Fikret Bila

Fikret Bila

fbila@milliyet.com.tr

Tüm Yazıları
Haberin Devamı

Yerel seçim sonuçları birçok yönü itibarıyla tartışılıyor. AKP’nin ilk kez ciddi oranda oy kaybetmesinin nedenleri analiz ediliyor. Başta ekonomik krizin etkileri olmak üzere çeşitli nedenler üzerinde duruldu. AKP’nin 22 Temmuz 2007 seçimlerinde yüzde 47’yi yakalamasının nedenleri arasında “mağdur” politikasının etkili olduğu da üzerinde görüş birliği sağlanan bir saptamaydı.

22 Temmuz öncesi
Türkiye’deki siyasi atmosferin 22 Temmuz öncesinde nasıl olduğunu hatırlayalım.
Cumhurbaşkanlığı seçimi sancılarının başladığı günlerde, Çankaya’ya eşi türbanlı birinin çıkmasına karşı ciddi bir kampanya yürütülüyordu. Toplumun değişik kesimlerinden gelen tepkiler, yüz binlerin katıldığı cumhuriyet mitinglerine dönüşmüştü.
Genelkurmay Başkanı Orgeneral Yaşar Büyükanıt, 12 Nisan’da yaptığı basın toplantısında siyasi literatüre geçen “Sözde değil, özde laik” tanımlamasını yapmıştı.
Daha sonra yine siyasi literatüre “e-muhtıra” olarak geçen Genelkurmay bildirisi yayımlandı. Hükümet, bu bildiriye Başbakan Yardımcısı Cemil Çiçek’in açıkladığı bir bildiriyle karşılık verdi.
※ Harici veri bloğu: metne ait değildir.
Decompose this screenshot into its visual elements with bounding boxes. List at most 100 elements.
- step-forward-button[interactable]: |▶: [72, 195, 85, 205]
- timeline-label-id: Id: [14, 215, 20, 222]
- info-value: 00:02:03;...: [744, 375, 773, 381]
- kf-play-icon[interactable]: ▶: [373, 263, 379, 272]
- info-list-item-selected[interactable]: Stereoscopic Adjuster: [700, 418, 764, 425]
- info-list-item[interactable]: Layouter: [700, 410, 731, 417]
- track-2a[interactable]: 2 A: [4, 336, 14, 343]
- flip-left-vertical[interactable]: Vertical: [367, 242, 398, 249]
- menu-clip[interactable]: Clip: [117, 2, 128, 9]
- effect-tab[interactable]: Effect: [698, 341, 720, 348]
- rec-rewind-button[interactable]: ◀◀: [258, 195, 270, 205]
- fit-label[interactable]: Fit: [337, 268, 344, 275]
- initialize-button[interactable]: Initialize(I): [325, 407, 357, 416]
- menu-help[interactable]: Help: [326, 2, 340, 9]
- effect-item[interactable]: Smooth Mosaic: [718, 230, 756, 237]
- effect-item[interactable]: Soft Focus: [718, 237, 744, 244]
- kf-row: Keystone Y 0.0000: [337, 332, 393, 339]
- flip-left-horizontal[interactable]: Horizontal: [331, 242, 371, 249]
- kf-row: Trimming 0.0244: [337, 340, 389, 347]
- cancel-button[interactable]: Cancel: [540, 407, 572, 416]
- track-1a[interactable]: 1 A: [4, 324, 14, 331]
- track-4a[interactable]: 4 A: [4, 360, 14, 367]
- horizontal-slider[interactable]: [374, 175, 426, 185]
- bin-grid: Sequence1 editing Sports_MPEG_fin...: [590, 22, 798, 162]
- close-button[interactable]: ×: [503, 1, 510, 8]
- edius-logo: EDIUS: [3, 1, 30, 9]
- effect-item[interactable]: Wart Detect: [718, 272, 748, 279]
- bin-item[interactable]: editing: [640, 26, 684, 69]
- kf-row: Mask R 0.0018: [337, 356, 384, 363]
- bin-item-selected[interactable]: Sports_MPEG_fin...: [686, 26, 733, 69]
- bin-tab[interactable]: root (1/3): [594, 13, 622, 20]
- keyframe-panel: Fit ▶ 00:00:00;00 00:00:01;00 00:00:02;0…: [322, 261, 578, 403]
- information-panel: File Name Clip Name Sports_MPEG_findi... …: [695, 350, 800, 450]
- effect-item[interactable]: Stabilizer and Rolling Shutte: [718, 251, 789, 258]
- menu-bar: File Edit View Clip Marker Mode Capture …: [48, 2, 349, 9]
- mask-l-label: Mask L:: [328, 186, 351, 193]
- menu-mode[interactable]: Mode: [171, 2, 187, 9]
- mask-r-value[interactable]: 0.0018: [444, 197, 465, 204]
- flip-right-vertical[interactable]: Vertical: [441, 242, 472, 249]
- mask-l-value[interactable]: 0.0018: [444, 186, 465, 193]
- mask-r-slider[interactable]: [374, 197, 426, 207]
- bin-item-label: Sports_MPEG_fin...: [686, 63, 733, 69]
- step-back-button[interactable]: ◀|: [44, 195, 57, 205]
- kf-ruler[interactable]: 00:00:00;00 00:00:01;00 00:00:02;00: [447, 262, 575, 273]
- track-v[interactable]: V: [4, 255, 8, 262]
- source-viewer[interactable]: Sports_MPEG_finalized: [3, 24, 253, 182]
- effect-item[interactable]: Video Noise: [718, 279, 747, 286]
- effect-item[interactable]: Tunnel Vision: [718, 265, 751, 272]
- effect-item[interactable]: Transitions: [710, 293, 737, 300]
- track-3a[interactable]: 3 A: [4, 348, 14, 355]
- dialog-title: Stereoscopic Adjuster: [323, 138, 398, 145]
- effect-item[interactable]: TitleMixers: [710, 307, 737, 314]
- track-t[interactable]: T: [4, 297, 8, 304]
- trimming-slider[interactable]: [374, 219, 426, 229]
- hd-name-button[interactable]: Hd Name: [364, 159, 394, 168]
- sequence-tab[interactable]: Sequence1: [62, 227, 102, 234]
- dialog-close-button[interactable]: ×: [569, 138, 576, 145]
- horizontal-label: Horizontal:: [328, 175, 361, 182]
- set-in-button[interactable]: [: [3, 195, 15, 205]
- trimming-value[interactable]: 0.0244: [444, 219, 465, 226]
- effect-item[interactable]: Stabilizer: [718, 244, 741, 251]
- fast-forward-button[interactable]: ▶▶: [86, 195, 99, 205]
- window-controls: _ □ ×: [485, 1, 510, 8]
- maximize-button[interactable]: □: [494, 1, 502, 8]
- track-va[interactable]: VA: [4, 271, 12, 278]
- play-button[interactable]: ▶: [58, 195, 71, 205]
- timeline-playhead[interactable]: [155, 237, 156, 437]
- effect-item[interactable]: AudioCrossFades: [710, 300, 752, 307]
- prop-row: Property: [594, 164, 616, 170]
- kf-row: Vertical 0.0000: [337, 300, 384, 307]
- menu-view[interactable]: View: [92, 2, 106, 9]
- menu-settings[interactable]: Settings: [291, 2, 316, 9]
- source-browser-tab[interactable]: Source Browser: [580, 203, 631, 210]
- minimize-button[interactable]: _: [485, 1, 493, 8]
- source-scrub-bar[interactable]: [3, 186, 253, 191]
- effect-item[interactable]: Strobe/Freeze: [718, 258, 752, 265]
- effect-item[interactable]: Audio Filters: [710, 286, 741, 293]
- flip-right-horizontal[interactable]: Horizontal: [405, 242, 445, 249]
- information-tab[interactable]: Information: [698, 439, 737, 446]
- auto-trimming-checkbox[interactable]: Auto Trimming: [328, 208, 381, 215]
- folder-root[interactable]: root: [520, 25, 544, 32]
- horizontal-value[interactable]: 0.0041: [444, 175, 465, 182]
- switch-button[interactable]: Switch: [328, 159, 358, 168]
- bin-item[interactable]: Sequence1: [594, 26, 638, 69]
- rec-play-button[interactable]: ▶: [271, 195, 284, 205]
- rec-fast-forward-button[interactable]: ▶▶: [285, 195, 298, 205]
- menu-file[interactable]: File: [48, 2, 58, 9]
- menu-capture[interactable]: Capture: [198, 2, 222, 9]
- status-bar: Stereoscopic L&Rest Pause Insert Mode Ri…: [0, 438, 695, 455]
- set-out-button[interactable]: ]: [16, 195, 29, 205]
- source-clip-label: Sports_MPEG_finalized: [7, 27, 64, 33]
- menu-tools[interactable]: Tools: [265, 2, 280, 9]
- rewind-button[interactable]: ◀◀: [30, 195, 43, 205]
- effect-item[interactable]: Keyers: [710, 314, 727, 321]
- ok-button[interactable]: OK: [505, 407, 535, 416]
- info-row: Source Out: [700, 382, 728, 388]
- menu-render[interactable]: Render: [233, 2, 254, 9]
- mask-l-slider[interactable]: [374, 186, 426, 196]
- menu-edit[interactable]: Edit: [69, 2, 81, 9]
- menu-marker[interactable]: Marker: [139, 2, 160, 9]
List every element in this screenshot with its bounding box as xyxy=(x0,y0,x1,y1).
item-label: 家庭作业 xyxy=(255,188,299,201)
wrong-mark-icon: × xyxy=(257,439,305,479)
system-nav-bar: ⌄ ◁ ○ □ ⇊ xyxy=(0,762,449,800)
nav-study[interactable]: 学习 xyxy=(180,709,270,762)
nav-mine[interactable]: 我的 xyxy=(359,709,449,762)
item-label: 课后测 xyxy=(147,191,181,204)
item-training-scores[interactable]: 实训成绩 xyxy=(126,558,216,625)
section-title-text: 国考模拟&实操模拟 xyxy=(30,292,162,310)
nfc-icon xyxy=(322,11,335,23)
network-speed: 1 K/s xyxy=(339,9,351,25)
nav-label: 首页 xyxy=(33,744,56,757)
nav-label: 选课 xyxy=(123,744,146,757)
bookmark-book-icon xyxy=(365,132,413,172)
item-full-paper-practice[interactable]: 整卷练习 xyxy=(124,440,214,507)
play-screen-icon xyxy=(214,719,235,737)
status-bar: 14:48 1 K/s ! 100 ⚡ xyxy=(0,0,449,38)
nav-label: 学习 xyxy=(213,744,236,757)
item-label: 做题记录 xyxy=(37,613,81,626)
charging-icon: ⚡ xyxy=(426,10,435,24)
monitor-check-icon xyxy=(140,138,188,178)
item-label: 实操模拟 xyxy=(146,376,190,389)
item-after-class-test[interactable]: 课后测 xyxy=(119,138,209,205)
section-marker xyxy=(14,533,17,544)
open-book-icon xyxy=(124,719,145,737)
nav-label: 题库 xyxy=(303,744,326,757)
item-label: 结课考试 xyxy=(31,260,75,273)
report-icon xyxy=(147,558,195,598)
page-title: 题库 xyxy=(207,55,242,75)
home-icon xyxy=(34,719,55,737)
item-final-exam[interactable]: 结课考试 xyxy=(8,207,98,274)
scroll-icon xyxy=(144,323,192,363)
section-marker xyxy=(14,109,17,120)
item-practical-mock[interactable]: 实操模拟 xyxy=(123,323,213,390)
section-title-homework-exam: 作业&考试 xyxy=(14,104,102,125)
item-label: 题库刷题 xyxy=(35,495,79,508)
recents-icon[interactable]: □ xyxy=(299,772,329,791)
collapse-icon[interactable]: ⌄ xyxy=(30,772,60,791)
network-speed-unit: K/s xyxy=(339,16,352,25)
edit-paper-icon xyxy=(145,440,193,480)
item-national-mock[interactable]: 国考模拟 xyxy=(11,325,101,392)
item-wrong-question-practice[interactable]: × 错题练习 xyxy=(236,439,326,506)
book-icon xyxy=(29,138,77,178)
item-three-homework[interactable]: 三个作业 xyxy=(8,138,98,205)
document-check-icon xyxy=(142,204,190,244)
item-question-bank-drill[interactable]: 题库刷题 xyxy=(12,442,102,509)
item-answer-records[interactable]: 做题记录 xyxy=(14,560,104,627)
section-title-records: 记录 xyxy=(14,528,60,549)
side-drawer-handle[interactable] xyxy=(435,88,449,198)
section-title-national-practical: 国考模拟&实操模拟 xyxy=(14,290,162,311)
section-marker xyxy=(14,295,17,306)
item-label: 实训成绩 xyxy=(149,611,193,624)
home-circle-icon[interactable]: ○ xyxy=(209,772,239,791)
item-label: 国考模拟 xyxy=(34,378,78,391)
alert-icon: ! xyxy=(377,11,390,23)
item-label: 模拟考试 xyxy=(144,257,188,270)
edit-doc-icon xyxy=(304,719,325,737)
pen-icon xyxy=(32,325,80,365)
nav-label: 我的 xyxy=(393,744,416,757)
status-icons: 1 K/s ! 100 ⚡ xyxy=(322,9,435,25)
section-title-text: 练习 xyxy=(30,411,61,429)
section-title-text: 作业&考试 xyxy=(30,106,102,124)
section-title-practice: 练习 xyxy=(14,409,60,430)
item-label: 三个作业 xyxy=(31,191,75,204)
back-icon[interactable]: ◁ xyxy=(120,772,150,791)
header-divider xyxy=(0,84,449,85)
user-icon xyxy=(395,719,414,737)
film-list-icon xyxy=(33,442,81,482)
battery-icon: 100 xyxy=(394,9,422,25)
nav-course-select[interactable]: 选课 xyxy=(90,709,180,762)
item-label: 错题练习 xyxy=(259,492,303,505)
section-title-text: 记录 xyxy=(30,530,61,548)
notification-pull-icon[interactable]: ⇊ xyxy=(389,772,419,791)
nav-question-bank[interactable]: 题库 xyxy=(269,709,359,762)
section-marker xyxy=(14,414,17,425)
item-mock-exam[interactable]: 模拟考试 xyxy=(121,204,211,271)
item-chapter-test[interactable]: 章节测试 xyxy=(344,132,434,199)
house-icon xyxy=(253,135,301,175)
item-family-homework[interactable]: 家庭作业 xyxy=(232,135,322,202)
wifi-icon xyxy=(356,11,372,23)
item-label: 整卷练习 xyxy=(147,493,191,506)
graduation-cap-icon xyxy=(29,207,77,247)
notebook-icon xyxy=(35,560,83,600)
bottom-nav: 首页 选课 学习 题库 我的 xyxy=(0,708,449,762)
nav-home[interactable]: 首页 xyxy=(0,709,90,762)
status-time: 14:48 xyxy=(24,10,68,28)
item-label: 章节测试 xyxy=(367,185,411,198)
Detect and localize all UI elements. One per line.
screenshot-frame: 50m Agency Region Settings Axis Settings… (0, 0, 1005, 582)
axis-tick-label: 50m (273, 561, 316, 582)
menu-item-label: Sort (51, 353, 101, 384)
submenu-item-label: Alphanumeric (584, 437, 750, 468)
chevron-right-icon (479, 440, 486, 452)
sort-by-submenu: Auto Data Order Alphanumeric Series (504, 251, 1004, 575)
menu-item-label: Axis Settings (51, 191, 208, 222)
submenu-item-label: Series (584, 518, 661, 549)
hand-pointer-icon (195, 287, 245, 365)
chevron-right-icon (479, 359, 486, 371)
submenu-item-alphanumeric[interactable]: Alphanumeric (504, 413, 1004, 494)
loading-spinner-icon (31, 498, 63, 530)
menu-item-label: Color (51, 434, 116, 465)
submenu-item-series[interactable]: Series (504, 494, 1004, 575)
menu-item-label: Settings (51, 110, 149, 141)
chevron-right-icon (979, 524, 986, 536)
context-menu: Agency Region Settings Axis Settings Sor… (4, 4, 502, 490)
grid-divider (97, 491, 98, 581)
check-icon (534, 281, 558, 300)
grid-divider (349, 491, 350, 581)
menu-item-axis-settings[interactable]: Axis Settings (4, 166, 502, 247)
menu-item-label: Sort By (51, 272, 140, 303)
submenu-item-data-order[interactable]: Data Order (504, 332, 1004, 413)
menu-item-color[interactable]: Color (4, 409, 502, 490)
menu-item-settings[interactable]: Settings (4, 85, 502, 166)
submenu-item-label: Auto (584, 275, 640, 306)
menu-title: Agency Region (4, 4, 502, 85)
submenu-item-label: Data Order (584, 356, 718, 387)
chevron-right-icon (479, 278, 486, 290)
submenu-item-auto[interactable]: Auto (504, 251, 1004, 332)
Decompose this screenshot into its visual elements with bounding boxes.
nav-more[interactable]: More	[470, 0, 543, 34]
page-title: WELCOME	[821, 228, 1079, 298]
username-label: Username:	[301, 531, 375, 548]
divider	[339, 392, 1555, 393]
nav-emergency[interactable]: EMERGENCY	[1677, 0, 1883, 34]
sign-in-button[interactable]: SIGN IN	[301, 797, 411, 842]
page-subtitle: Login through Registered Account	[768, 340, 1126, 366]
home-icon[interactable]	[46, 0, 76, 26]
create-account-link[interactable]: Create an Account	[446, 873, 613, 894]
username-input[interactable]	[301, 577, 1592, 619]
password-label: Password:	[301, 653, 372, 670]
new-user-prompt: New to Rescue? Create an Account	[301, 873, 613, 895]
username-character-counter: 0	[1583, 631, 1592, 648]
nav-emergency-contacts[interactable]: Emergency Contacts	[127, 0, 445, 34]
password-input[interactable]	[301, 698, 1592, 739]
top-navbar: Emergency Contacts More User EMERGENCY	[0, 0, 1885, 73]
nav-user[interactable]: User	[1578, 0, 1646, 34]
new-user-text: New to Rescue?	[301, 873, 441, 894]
Siyasi ortam iyice gerilmişti.
Keza, cumhurbaşkanı seçiminde 367 şartıyla ilgili olarak konu Anayasa Mahkemesi’ne taşınmış ve Abdullah Gül’ün 367’yi bulmayan toplantı nisabıyla seçilemeyeceği hükme bağlanmıştı.
Bütün bu ortam AKP’yi “mağdur” durumuna düşürdü. Bu pozisyonu halka şikâyet anlamında çok iyi değerlendiren AKP, gittiği erken seçimden büyük bir zaferle çıktı.
27 Nisan ve diğer açıklamalarla askerin siyasete müdahalede bulunduğu, cumhurbaşkanı adayı ve Dışişleri Bakanı Abdullah Gül ile Başbakan Recep Tayyip Erdoğan’ın mağdur edildiği yargısı topluma yerleşti.
Uzmanlar, AKP’nin aldığı yüzde 47 oy desteği içinde en az 5 puanın bu müdahale gayretlerinden kaynaklandığı saptamasında görüş birliği içindeydiler.
Aynı analizi, 28 Şubat sonrasında AKP’nin kuruluşu ve yükselişi için de geçerli saymak yanlış olmaz.

Askerin sessizliği
TSK bu kez farklı bir tutum sergiledi. Genelkurmay Başkanı Org. İlker Başbuğ, görevi devraldıktan sonra basınla yoğun bir temas kurdu. Bu temaslarda konu, güvenlik ve terörle mücadeleyle sınırlı kaldı. Siyasi konulara girmemeye özen gösterdi. TSK‘yı 22 Temmuz öncesindeki konumundan alarak, görev alanında tuttu. Seçimlerle ilgili hiçbir görüş bildirmedi, yorum yapmadı. TSK’nın bu tutumunun demokrasinin normal işleyişi açısından olumlu katkıda bulunduğunu vurgulamak gerekir. Bu tutum, ayrıca AKP’nin “mağdur” konumunu da ortadan kaldırdı.

Demokrasinin iç dinamikleri
29 Mart seçim sonuçları gösterdi ki, halk demokrasinin iç dinamiklerini çalıştırarak, siyasette dengeyi kurabiliyor. İradesini özgür biçimde yansıttığında, demokratik mekanizma daha sağlıklı işliyor ve gerçek tercihler sandığa yansıyor. Demokrasi dışı müdahalelerle normal koşullarda gitmeyecek partiye giden oylar, kendi mecralarına dönebiliyor. Mağduriyet psikolojisi içinde verilen oylar ortadan kalkıyor.
TSK’nın sessizliği, 22 Temmuz’dan dersler çıkardığını gösteriyor.